2009/10/21 Stas Boukarev stassats@gmail.com:
"Scott L. Burson" Scott@sympoiesis.com writes:
Historically and throughout most of the CL and pre-CL world -- at least, the MIT and MIT-influenced pole thereof -- the practice has been, on a top-level interpreted SETQ of a previously unseen variable, to set the symbol-value of the variable and do nothing else -- specifically, not to declare the variable special. MacLisp and ZetaLisp (Lisp Machine Lisp) did this, and many important implementations still do: Allegro, LispWorks, the MCL family(*), CLISP, the KCL family(*). (Don't know about Lucid or Corman; nor InterLisp, Spice Lisp, or the other pre-CL implementations.)
(*) I am reasonably certain of these. OpenMCL 1.1 and a recent ECL both do, by experiment.

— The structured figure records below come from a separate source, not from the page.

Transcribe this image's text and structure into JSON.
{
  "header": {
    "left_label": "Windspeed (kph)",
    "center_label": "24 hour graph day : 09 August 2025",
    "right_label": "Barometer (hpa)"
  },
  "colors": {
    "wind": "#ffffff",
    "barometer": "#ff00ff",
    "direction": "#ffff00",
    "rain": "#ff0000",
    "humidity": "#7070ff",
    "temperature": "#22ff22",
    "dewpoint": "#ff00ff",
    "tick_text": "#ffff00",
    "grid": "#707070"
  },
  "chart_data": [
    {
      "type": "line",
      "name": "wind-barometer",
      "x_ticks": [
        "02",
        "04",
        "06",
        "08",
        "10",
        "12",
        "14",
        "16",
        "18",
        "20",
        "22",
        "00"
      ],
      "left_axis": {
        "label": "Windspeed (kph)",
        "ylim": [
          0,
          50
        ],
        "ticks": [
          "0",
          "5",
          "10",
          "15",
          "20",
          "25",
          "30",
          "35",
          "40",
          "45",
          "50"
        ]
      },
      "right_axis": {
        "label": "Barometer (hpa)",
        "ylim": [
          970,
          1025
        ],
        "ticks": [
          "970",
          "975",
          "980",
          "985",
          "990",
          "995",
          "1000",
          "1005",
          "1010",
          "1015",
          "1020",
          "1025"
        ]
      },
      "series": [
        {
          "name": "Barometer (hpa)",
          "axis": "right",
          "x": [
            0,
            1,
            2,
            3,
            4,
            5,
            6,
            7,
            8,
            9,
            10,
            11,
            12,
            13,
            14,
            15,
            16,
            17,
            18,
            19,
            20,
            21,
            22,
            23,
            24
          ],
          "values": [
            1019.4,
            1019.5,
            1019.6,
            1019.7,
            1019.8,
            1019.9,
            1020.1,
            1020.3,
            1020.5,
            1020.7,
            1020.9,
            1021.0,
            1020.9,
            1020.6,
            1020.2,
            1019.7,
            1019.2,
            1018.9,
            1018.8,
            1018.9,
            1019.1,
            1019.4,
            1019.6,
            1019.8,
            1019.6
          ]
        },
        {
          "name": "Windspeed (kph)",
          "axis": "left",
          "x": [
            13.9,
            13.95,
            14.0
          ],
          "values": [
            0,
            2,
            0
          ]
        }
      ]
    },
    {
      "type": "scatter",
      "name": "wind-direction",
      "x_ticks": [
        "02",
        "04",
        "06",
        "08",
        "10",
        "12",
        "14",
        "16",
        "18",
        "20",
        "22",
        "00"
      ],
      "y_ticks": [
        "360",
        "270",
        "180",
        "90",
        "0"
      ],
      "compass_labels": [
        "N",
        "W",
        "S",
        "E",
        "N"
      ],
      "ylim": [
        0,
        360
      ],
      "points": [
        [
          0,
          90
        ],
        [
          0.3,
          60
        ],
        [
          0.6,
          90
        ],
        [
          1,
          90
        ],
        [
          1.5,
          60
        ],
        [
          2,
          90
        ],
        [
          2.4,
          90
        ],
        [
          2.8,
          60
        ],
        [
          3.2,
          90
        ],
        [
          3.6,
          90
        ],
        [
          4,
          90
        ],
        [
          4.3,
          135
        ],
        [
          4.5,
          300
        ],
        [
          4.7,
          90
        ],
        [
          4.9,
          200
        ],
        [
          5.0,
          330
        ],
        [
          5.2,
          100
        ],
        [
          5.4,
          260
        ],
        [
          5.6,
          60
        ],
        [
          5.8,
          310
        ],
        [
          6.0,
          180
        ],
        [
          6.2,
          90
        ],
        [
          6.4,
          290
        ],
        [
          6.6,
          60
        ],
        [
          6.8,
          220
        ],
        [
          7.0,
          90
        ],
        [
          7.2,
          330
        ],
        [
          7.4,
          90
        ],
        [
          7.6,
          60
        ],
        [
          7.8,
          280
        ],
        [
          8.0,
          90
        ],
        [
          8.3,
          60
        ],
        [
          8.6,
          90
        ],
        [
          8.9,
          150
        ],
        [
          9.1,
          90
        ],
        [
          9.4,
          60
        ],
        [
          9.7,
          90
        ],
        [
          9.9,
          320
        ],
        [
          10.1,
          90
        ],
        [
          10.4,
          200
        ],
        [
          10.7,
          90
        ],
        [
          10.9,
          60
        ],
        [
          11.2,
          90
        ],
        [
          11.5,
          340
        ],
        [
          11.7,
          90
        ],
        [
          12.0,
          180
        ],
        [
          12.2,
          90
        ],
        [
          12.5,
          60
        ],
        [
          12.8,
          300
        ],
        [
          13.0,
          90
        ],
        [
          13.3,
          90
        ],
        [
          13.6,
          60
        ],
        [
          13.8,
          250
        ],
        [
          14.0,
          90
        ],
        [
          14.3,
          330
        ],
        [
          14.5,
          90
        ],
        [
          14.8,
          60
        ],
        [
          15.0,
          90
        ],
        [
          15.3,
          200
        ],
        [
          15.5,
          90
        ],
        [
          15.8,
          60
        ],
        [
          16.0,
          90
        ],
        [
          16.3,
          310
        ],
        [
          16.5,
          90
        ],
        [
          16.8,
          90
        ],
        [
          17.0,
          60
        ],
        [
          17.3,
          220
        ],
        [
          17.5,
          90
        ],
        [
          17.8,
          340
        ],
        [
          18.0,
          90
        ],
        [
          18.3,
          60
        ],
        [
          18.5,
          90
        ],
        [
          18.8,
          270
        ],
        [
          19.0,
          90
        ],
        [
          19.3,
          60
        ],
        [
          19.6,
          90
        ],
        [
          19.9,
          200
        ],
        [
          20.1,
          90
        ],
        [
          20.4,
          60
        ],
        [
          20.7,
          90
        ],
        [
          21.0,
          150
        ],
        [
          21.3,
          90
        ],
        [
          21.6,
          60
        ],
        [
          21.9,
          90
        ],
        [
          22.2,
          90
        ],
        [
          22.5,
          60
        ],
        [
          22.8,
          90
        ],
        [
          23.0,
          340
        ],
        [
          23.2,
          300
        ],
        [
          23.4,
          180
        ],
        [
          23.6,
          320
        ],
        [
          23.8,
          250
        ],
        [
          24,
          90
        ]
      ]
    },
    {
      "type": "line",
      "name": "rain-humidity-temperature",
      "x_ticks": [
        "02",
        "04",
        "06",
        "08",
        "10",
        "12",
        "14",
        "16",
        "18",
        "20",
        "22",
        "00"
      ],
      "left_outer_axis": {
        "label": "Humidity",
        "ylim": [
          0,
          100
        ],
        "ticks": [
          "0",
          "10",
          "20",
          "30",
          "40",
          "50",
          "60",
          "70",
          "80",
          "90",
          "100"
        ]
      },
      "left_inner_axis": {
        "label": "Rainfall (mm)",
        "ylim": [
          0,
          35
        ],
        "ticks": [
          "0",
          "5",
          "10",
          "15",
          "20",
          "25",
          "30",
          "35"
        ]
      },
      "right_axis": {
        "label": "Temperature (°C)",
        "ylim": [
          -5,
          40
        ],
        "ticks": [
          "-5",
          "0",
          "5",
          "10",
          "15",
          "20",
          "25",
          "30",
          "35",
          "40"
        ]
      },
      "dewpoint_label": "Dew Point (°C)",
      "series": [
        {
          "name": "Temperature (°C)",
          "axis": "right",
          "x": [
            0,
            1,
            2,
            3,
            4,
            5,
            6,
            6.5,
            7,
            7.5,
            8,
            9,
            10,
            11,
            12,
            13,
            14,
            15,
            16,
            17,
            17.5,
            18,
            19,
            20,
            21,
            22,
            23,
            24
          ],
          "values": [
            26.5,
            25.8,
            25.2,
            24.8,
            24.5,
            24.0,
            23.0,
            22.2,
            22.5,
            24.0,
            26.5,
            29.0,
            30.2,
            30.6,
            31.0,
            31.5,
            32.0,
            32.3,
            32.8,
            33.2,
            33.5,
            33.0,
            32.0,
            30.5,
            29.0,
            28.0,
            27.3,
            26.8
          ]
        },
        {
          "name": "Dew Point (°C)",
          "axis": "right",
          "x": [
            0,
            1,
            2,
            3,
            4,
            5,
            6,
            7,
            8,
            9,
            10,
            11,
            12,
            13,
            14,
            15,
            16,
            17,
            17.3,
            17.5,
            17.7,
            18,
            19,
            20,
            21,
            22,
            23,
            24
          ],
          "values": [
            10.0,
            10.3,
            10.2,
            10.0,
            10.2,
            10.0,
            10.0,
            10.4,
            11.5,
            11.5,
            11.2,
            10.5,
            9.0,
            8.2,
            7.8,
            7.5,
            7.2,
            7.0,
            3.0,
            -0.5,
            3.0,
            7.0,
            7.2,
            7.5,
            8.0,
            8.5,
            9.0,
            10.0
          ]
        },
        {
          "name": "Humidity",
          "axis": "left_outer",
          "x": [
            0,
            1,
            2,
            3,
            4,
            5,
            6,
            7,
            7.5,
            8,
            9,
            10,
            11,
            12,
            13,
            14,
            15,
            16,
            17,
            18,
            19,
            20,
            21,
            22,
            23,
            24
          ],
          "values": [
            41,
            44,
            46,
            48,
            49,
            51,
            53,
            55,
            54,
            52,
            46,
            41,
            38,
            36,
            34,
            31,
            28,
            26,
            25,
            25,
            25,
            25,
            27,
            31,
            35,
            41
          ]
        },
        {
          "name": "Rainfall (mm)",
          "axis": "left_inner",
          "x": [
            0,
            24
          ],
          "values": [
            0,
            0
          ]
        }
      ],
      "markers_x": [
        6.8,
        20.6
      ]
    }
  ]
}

AFAIK it was CMUCL that broke from this practice; and AFAIK it is only the CMUCL family that declares the variable globally special, or indeed does anything other than just set the symbol-value.
CMUCL indeed does declare it special, but not SBCL. (progn (setq fooo 10) (sb-cltl2:variable-information 'fooo)) => NIL, NIL, NIL
There you go for a portable, standard-conformant solution to your problem.
(defpackage lexicals) (defmacro deflexical (name &optional value doc) (let ((special (intern (format nil "~W" name) :lexicals))) `(progn (defvar ,special ,@(when value `(,value)) ,@(when doc `(,doc))) (define-symbol-macro ,name ,special))))
Should probably be added to alexandria or some such.
(Thanks to Nikodemus or whoever suggested that idea, long ago.)